The data scientist role was thrust into the limelight early this year when it was named 2016's "hottest job," and there's been considerable interest in the position ever since. Just recently, the White House singled data scientists out with a special appeal for help.
Those in the job can expect to earn a median base salary of roughly $116,840 -- if they have what it takes. But what is it like to be a data scientist? Read on to hear what three people currently on the front lines had to say.
That data scientists spend a lot of time working with data goes without saying. What may be less obvious is that meetings and face-to-face time are also a big part of the picture.
"Typically, the day starts with meetings," said Tanu George, an account manager and data scientist with LatentView Analytics. Those meetings can serve all kinds of purposes, she said, including identifying a client's business problem, tracking progress or discussing reports.
By midmorning the meetings die down, she said. "This is when we start doing the number crunching," typically focused on trying to answer the questions asked in meetings earlier.
Afternoon is often spent on collaborative meetings aimed at interpreting the numbers, followed by sharing analyses and results via email at the end of the day.
Roughly 50 percent of George's time is taken up in meetings, she estimates, with another 20 percent in computation work and 30 percent in interpretation, including visualizing and putting data into actionable form.
Meetings with clients also represent a significant part of the day for Ryan Rosario, an independent data scientist and mentor at online education site Springboard. "Clients explain the problem and what they'd like to see for an outcome," he said.
Next comes a discussion of what kinds of data are needed. "More times than not, the client actually doesn't have the data or know where to get it," Rosario said. "I help develop a plan for how to get it."
A lot of data science is not working with the data per se but more trying to understand the big picture of "what does this mean for a company or client," said Virginia Long, a predictive analytics scientist at healthcare-focused MedeAnalytics. "The first step is understanding the area -- I'll spend a lot of time searching the literature, reading and trying to understand the problem."
Figuring out who has what kind of data comes next, Long said. "Sometimes that's a challenge," she said. "People really like the idea of using data to inform their decisions, but sometimes they just don't have the right data to do that.

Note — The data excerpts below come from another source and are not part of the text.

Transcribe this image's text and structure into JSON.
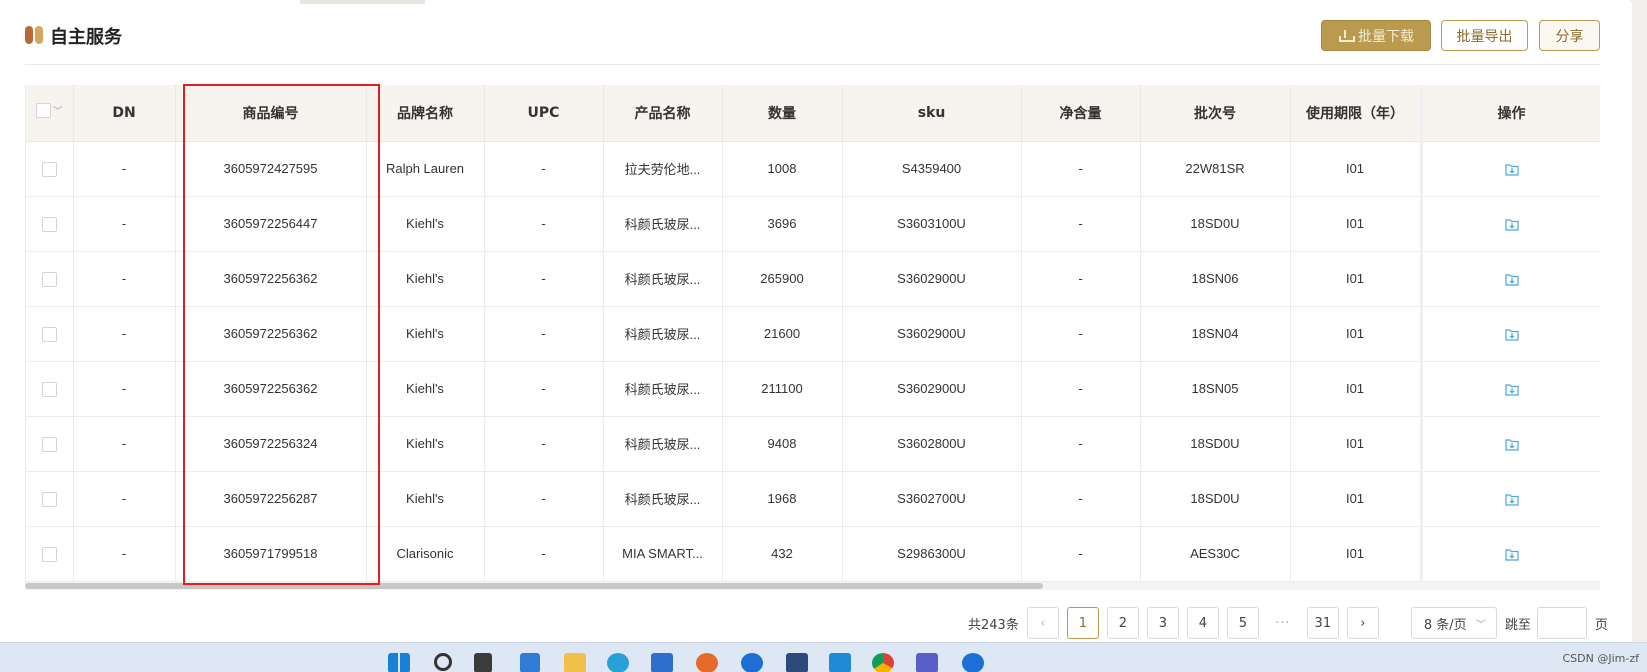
{
  "header": {
    "title": "自主服务",
    "btn_download": "批量下载",
    "btn_export": "批量导出",
    "btn_share": "分享"
  },
  "table": {
    "columns": [
      "DN",
      "商品编号",
      "品牌名称",
      "UPC",
      "产品名称",
      "数量",
      "sku",
      "净含量",
      "批次号",
      "使用期限（年）",
      "操作"
    ],
    "rows": [
      {
        "dn": "-",
        "code": "3605972427595",
        "brand": "Ralph Lauren",
        "upc": "-",
        "name": "拉夫劳伦地...",
        "qty": "1008",
        "sku": "S4359400",
        "net": "-",
        "batch": "22W81SR",
        "term": "I01"
      },
      {
        "dn": "-",
        "code": "3605972256447",
        "brand": "Kiehl's",
        "upc": "-",
        "name": "科颜氏玻尿...",
        "qty": "3696",
        "sku": "S3603100U",
        "net": "-",
        "batch": "18SD0U",
        "term": "I01"
      },
      {
        "dn": "-",
        "code": "3605972256362",
        "brand": "Kiehl's",
        "upc": "-",
        "name": "科颜氏玻尿...",
        "qty": "265900",
        "sku": "S3602900U",
        "net": "-",
        "batch": "18SN06",
        "term": "I01"
      },
      {
        "dn": "-",
        "code": "3605972256362",
        "brand": "Kiehl's",
        "upc": "-",
        "name": "科颜氏玻尿...",
        "qty": "21600",
        "sku": "S3602900U",
        "net": "-",
        "batch": "18SN04",
        "term": "I01"
      },
      {
        "dn": "-",
        "code": "3605972256362",
        "brand": "Kiehl's",
        "upc": "-",
        "name": "科颜氏玻尿...",
        "qty": "211100",
        "sku": "S3602900U",
        "net": "-",
        "batch": "18SN05",
        "term": "I01"
      },
      {
        "dn": "-",
        "code": "3605972256324",
        "brand": "Kiehl's",
        "upc": "-",
        "name": "科颜氏玻尿...",
        "qty": "9408",
        "sku": "S3602800U",
        "net": "-",
        "batch": "18SD0U",
        "term": "I01"
      },
      {
        "dn": "-",
        "code": "3605972256287",
        "brand": "Kiehl's",
        "upc": "-",
        "name": "科颜氏玻尿...",
        "qty": "1968",
        "sku": "S3602700U",
        "net": "-",
        "batch": "18SD0U",
        "term": "I01"
      },
      {
        "dn": "-",
        "code": "3605971799518",
        "brand": "Clarisonic",
        "upc": "-",
        "name": "MIA SMART...",
        "qty": "432",
        "sku": "S2986300U",
        "net": "-",
        "batch": "AES30C",
        "term": "I01"
      }
    ]
  },
  "pagination": {
    "total": "共243条",
    "prev": "‹",
    "next": "›",
    "pages": [
      "1",
      "2",
      "3",
      "4",
      "5"
    ],
    "ellipsis": "···",
    "last": "31",
    "page_size": "8 条/页",
    "jump_label": "跳至",
    "page_suffix": "页"
  },
  "watermark": "CSDN @Jim-zf",
  "colors": {
    "accent": "#b99a4f",
    "highlight_box": "#e0201f",
    "header_bg": "#f7f3ee"
  }
}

Figuring out ways we can collect the right data is sometimes part of my job."
Once that data is in hand, "digging in" and understanding it comes next. "This is the flip side of the basic background research," Long said. "You're really finding out what's actually in the data. It can be tedious, but sometimes you'll find things you might not have noticed otherwise."
Long also spends some of her time creating educational materials for both internal and external use, generally explaining how various data science techniques work.

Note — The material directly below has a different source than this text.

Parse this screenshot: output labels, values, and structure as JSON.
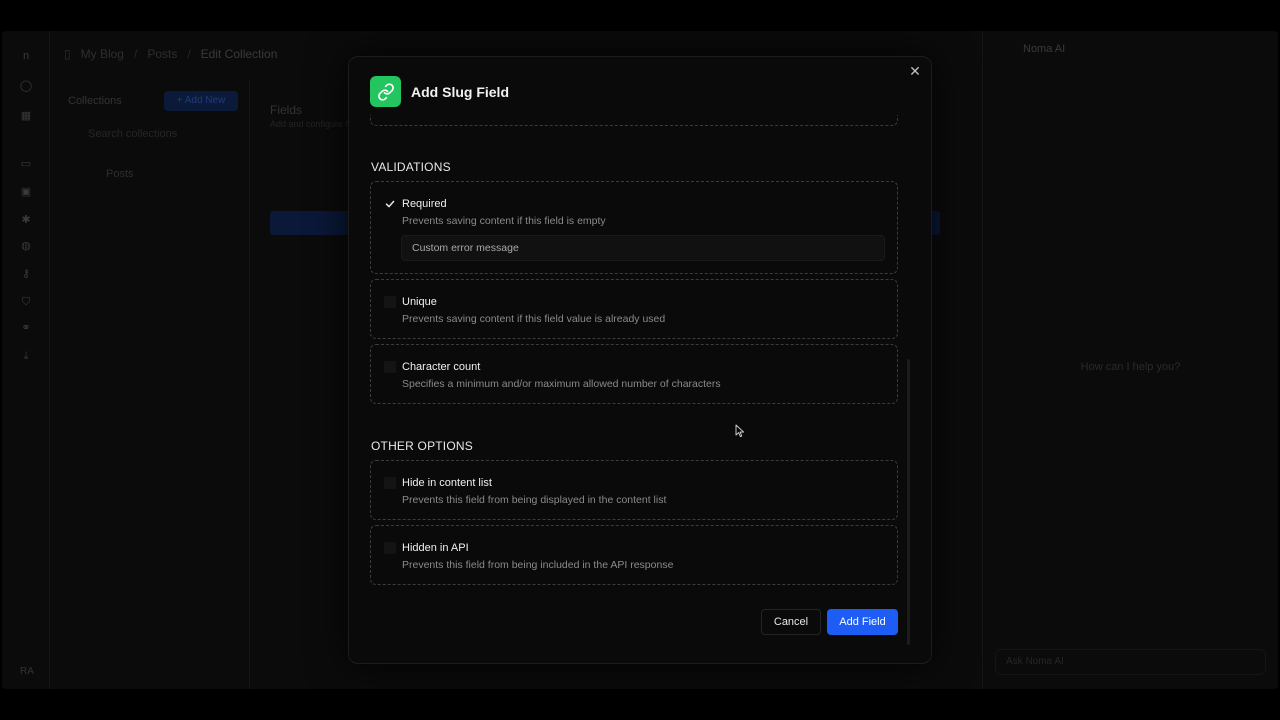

"Especially with all the hype, people will see something like machine learning and see just the shiny outside. They'll say, 'oh we need to do it,'" she explained. "Part of every day is at least some explaining of what's possible and how it works."
Meetings are George's favorite part of her day: "They make me love my job," she said.
For Rosario, whose past roles have included a stint as a machine learning engineer at Facebook, the best parts of the job have shifted over time.
"When I worked in Silicon Valley, my favorite part was massaging the data," he said. "Data often comes to us in a messy format, or understandable only by a particular piece of software. I'd move it into a format to make it digestible."
As consultant, he loves showing people what data can do.